Dober is one of many stateside operators manning the airwaves. He's been a ham for nearly 30 years, a hobby he picked up after working on the Army's Military Auxiliary Radio System.
In a single day, Dober says he's counted more than 500 messages passed from Puerto Rico to US operators. One ham he spoke to in Mayaguez said the local hospital was running out of fuel for generators—"he noted it is becoming dire"—and asked Dober to submit a plea to FEMA.
Other times, family members on the mainland have put in requests for situation reports. "I have sent some emails to Florida operators to find out the conditions in Ponce, as I have a few people that want to know," Dober said. ("Latest news I got via email [regarding Ponce]," he told me a day later. No casualties, and limited communications. The Ponce airport will be prioritizing military and relief cargo. "Great example of the meshing of old tech and new tech.")
But as ham volunteers reach critical mass, Dober warns that frequencies can become overcrowded. The Caribbean Emergency and Weather Net requested a "clear frequency" last week on 7.188 and 3.815 MHz to handle traffic from the hurricane-battered island of Dominica.
Likewise, amateur radio groups discourage hams from self-deploying to the Caribbean. Just like any disaster relief, even the best intentions benefit from coordination.
Back in Arecibo, Vázquez was having trouble with his generator, making reports sporadic. As of Monday, though, the observatory had received a satellite phone, mostly restoring communications. There are remaining staff who have not yet made contact.
"Ángel would have no info yet on any recovery, and I don't think any of the people associated with the observatory have been thinking about that," Jim Breakall, who is an electrical engineering professor at Pennsylvania State University, told me.

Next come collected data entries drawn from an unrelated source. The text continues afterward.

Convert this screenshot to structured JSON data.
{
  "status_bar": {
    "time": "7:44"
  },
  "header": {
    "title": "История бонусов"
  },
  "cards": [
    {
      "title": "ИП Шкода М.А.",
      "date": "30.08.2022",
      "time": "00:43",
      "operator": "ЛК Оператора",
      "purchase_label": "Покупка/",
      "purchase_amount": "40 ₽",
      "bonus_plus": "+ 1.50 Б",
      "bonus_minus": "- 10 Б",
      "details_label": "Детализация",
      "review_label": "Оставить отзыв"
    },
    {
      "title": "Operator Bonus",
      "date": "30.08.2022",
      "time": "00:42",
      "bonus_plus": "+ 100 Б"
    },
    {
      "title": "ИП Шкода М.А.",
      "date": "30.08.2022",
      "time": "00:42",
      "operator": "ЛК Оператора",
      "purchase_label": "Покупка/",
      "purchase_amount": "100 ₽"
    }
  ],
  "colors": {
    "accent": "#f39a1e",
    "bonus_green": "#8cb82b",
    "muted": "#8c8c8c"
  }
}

Breakall is one of the hams who's been in contact with Vázquez recently. "They are just mainly worried if everyone is safe," he added. The Universities Space Research Association has also been in contact with Vázquez via radio.
One of the optical buildings has apparently lost a roof, but the damages to the 1,000-foot-wide dish "will be a big setback," Breakall said.
President Trump has yet to visit the Caribbean, and spent much of this weekend taunting professional athletes on Twitter. US Navy and Marine Corps teams were deployed on Monday after the White House was criticized for its muted public response to the disaster.
Puerto Rico's governor has repeatedly asked for a greater federal response to the humanitarian crisis. "Puerto Ricans are Americans," said Rep. Nydia Velazquez (D-NY). "We cannot and will not turn our backs on them."
Before Hurricane Maria hit, Puerto Rico had just begun the restructuring process for its $70 billion debt. The US Virgin Islands was facing its own financial crisis, having the largest per capita debt load of any US territory or state.
No amount of pro-bono relief can step in for the federal aid. But that hasn't stopped hams from trying.
"The British Virgin Islands are so close to us that we outta find out what our sister societies think. Maybe we can help the Brits and the French by virtue of our proximity," Gallagher told me.
"And I've told volunteers that if they want you to unload blankets at the shelter, you do that too."
This story previously stated that some ads are allowed on amateur radio frequencies, and has been corrected to reflect that ads are generally not allowed.